Marino e una Roma più green

”Siamo al lavoro – ha detto Marino parlando vivacemente dei suoi progetti per la capitale – perché la questione della green economy per me è centrale: dobbiamo progettare una Roma diversa partendo dalle aree strategiche come trasporti, scuola e ambiente, per migliorare la qualità della vita delle persone e l’ambiente in cui viviamo”. Il sindaco di Roma ha ricordato l’impegno ”per avere una città a consumo zero di suolo agricolo, più investimenti sulle fonti rinnovabili di energia e sul fotovoltaico e una vera e propria task force per accedere ai fondi europei”.

“Come sindaco di Roma – ha osservato Marino – c’è il mio impegno per iniziative e scelte durature per una città più verde e sostenibile, in cui ci sia una riduzione del consumo di energia prodotta da combustibili fossili, l’abbattimento delle emissioni di gas serra, lo stop all’inquinamento locale, la realizzazione di un ciclo virtuoso dei rifiuti, e un nuovo modello per la mobilità e i trasporti. Insomma, fare di Roma una città Europea: la priorità dell’amministrazione è far diventare Roma una ‘smart city’” per esempio con “l’impegno affinché tutta l’energia utilizzata dalla pubblica amministrazione si certificata come rinnovabile in modo che l’intero apparato funzioni con energia pulita”.

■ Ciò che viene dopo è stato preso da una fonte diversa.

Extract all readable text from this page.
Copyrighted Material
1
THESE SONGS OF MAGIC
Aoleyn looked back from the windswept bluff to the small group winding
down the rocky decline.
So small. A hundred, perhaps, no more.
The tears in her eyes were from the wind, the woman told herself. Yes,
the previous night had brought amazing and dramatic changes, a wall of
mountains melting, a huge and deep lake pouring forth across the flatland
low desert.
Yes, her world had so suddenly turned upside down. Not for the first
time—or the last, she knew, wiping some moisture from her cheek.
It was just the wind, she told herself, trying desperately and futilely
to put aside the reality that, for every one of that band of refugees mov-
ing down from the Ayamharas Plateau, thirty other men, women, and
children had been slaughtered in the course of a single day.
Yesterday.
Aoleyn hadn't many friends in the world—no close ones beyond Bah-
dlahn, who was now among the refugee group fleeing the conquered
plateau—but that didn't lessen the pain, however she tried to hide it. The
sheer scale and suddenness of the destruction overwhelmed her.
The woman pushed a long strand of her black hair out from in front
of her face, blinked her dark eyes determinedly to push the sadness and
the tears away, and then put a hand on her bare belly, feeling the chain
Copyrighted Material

Maroni e la lotta al consumo di suolo 
Per Maroni il Federalismo è la “svolta per l’economia” e “la rivoluzione green”, che però “non deve cadere in un ambientalismo settario”. Ma per il governatore l’attenzione è tutta al consumo di suolo, che nella Regione da lui guidata ha un primato; così annuncia di aver incaricato “l’assessore regionale di mettere a punto un Piano per una legge su un uso più razionale del suolo”. Nella legge dovrebbe esser prevista, per esempio, “una moratoria di 6 mesi per la costruzione di nuovi centri commerciali”, per capire “se ce n’è effettivamente bisogno”.
“Quella che viviamo – osserva Maroni – è una fase in cui c’è un ripensamento del perimetro delle attività dello Stato. E’ fondamentale un processo dal basso per restituire agli enti locali quella dignità che si è affievolita. Un nuovo mondo green è possibile ma richiede coraggio” e soprattutto pensare all’ambiente “non come ostacolo ma come occasione di sviluppo”. Inoltre nell’economia ‘verde’ delineata da Maroni c’è spazio per nuove opportunità nel mondo del lavoro e dell’occupazione; un aspetto su cui anche “le banche devono fare la loro parte. Penso – ha concluso – a un ruolo attivo della Cassa depositi e prestiti”.